Watch this space
ISRO couldn’t have chosen a better way to celebrate 50 years of space flight than by launching its first commercial venture.india Updated: Apr 09, 2007 22:53 IST
The Indian Space Research Organisation (Isro) couldn’t have chosen a better way to celebrate 50 years of space flight than by launching its first commercial venture: lofting the Italian Space Agency’s satellite, AGILE, into orbit. Isro’s workhorse booster, the Polar Satellite Launch Vehicle (PSLV) is to carry the satellite into space on April 23. The launch will be a watershed for the Indian space agency, as it marks a big step towards garnering a large slice of the lucrative global satellite launch market. With Isro reportedly planning to launch Russian satellites and an Indonesian micro-satellite later this year, it could corner a healthy 10 per cent share of all commercial space launches in the world in the next five years.

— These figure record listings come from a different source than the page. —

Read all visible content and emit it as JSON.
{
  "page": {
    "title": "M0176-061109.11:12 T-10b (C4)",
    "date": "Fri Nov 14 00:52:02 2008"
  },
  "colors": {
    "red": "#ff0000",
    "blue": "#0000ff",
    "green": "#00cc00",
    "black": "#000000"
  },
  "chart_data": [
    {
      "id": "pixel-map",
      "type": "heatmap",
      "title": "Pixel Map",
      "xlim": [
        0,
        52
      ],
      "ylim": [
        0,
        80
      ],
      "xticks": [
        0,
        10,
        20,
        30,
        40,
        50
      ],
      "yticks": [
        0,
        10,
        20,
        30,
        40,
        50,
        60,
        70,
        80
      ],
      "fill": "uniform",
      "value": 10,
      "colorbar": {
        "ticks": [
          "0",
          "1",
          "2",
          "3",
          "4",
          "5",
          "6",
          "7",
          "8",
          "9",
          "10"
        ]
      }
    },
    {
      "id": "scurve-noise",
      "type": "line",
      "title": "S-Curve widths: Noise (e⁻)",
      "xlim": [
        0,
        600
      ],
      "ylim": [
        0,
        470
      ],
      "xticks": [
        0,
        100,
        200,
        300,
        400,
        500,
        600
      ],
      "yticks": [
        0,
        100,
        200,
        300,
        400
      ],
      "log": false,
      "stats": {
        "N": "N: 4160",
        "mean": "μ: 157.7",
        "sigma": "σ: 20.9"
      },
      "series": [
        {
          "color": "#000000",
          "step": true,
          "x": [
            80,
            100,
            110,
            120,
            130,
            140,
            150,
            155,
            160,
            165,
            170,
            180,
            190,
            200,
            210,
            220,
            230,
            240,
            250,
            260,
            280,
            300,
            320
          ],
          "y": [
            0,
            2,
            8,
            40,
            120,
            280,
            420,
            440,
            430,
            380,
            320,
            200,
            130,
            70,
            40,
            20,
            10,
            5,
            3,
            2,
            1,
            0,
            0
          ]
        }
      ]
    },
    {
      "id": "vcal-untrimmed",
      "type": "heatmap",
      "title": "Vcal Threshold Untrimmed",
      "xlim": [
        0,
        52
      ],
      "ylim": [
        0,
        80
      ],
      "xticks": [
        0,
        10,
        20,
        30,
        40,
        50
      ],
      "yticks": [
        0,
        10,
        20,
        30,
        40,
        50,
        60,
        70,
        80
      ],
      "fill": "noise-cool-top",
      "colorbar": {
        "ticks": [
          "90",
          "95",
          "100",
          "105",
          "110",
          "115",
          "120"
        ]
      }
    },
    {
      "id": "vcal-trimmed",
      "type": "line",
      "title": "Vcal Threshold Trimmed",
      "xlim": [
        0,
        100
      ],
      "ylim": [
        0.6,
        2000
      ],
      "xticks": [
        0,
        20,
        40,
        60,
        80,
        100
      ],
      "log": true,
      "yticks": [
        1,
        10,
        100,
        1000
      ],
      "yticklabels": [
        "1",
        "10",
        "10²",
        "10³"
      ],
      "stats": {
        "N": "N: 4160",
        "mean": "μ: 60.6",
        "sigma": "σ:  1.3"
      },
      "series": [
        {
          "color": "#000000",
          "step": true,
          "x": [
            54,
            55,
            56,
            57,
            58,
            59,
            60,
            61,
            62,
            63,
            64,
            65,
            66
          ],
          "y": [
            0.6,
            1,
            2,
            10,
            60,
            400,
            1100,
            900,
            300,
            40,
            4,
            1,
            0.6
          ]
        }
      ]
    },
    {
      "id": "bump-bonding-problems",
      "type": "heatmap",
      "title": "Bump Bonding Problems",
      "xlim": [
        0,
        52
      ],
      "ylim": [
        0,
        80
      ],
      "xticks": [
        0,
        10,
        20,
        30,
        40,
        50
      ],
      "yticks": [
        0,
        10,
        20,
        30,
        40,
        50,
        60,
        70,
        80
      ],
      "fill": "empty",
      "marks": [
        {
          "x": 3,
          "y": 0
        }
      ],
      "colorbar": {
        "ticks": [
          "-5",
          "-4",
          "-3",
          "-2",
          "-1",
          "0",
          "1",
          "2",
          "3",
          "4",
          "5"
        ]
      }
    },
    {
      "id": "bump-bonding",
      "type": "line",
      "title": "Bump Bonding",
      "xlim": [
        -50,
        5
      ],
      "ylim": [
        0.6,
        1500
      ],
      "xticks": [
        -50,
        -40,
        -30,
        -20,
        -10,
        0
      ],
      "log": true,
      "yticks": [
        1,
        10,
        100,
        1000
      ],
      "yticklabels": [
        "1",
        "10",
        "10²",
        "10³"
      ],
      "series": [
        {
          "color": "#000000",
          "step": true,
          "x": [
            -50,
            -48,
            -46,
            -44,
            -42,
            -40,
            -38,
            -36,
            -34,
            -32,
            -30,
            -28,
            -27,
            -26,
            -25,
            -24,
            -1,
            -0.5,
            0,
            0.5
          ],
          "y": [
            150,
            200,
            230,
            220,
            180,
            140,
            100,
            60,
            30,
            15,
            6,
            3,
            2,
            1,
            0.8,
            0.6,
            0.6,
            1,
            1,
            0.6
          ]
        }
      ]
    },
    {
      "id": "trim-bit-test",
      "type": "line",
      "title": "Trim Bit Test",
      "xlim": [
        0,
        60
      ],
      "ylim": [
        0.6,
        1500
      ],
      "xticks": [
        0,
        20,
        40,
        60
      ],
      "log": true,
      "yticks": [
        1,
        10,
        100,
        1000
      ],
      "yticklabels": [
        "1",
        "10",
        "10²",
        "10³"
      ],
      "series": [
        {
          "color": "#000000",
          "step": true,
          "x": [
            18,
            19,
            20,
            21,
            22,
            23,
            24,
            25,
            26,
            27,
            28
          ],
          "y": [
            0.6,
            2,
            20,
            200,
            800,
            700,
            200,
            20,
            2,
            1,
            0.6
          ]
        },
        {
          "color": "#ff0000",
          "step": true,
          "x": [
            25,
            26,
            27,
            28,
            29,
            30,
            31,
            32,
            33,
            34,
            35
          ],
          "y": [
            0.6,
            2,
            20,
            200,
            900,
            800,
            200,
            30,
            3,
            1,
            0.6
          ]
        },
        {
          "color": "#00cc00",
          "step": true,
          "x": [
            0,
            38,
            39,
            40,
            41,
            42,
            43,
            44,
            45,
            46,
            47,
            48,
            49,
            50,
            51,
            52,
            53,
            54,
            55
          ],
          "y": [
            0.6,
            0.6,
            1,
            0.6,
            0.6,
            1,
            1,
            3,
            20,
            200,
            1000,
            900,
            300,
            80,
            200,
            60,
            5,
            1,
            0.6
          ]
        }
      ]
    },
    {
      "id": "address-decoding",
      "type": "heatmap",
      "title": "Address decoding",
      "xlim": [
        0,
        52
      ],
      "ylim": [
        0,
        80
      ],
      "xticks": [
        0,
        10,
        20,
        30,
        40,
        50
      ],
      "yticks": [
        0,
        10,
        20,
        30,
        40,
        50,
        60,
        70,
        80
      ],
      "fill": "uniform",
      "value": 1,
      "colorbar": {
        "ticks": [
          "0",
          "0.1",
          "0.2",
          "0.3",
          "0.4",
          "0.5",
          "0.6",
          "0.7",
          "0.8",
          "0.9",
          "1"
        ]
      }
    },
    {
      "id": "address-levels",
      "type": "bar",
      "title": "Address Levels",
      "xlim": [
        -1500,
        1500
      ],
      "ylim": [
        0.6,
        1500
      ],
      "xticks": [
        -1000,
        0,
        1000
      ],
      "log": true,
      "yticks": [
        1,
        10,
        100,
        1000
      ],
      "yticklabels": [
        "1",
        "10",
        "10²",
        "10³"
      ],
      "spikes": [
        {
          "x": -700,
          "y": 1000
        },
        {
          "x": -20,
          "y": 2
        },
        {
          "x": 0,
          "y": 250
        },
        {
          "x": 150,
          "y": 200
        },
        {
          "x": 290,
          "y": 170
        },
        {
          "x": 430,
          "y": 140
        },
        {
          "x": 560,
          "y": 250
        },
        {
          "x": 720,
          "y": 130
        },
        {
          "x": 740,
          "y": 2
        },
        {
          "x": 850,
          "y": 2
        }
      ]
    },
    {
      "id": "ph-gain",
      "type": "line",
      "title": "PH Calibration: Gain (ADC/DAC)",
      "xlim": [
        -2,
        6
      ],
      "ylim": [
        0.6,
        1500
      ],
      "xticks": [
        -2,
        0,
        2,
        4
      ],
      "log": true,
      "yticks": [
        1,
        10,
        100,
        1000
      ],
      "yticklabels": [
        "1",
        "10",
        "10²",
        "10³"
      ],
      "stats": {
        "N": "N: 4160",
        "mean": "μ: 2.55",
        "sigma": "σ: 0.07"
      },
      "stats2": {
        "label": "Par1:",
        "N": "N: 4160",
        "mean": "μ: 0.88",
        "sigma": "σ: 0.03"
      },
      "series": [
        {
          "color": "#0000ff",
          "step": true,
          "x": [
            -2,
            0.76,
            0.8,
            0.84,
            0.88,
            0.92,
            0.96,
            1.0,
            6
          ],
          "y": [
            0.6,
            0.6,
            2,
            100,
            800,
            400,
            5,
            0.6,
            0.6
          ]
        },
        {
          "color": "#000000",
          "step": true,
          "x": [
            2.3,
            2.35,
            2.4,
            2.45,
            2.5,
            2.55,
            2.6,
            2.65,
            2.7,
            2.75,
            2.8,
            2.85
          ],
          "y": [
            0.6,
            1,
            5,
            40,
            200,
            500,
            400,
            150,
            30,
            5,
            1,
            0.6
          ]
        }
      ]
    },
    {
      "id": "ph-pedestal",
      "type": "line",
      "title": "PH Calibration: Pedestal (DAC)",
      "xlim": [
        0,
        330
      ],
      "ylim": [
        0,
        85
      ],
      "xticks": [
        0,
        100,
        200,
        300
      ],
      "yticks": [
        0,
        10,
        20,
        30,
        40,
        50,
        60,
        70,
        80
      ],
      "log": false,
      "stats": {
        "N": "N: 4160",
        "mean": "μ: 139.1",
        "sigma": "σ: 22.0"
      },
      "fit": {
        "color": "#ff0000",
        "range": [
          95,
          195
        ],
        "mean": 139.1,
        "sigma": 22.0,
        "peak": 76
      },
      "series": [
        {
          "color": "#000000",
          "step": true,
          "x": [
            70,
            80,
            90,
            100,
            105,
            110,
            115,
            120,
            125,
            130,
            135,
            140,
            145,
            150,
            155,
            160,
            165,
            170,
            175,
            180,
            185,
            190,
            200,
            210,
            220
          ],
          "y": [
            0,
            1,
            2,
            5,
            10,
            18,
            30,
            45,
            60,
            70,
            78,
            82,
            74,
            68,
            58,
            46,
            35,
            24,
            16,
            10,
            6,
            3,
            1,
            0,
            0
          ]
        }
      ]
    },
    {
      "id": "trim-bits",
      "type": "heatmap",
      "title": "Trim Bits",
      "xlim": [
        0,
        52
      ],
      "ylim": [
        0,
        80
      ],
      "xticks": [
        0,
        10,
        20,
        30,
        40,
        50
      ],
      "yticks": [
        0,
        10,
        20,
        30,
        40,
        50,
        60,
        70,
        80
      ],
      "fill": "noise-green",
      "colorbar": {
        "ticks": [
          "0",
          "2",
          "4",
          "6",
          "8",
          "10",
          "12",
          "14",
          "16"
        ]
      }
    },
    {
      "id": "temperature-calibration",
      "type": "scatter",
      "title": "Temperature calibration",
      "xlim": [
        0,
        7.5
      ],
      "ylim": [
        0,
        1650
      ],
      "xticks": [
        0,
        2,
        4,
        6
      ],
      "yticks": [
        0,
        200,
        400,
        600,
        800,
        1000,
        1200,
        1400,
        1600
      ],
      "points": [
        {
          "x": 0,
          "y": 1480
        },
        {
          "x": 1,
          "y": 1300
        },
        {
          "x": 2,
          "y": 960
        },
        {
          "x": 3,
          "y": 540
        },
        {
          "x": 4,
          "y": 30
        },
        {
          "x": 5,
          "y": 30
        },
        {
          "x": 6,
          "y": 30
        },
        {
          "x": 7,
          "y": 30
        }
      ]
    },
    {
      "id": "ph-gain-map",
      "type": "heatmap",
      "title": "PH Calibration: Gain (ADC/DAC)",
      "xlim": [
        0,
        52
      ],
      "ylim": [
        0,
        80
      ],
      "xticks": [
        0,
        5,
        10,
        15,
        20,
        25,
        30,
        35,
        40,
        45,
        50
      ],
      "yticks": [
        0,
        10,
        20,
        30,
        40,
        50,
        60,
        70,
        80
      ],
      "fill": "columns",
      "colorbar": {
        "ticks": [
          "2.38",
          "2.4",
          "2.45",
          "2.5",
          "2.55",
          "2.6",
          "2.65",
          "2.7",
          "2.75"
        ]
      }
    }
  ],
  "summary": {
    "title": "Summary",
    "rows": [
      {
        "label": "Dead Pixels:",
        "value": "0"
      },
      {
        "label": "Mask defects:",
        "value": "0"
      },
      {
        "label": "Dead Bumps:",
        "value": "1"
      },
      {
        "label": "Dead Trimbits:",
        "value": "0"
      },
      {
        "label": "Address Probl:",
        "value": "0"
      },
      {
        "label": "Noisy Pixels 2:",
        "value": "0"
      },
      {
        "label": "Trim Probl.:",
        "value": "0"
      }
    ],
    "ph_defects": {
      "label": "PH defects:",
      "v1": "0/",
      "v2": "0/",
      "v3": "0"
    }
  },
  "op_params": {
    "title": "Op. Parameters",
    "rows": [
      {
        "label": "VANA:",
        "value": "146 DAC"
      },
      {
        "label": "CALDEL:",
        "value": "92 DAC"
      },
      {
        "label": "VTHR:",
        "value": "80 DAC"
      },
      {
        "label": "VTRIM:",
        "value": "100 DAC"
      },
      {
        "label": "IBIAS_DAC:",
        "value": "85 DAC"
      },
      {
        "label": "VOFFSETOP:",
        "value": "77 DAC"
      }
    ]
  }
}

Isro should not, however, focus overly on the PSLV launcher alone. If India is to make its mark in the international launch market, it is imperative that it leapfrogs to advanced versions of the Geo-synchronous Satellite Launch Vehicle (GSLV) as soon as possible. The GSLV remains India’s best bet for launching five-tonne payloads into geo-stationary orbit and its successful development is crucial if India is to reduce its dependence on foreign launchers like the Ariane to launch satellites weighing more than 2.5 tonnes. And even that won’t be enough. Satellite launch vehicles usually have a maximum of three to five per cent payload fraction capability in orbit (i.e. if they weigh 100 tonnes at lift-off, they can put three to five tonnes in low-earth orbit). So, to meet future demands of launching heavier payloads at lesser cost, even conventional boosters must make way for reusable launch vehicles (RLVs) whose low maintenance and quick turnaround time would cut launch costs to less than a tenth of current costs.
A moon-struck Isro has an added incentive to accelerate its programmes on developing technologies like air-breathing engines for the RLV. For the RLV will also give India the capability to build a space station.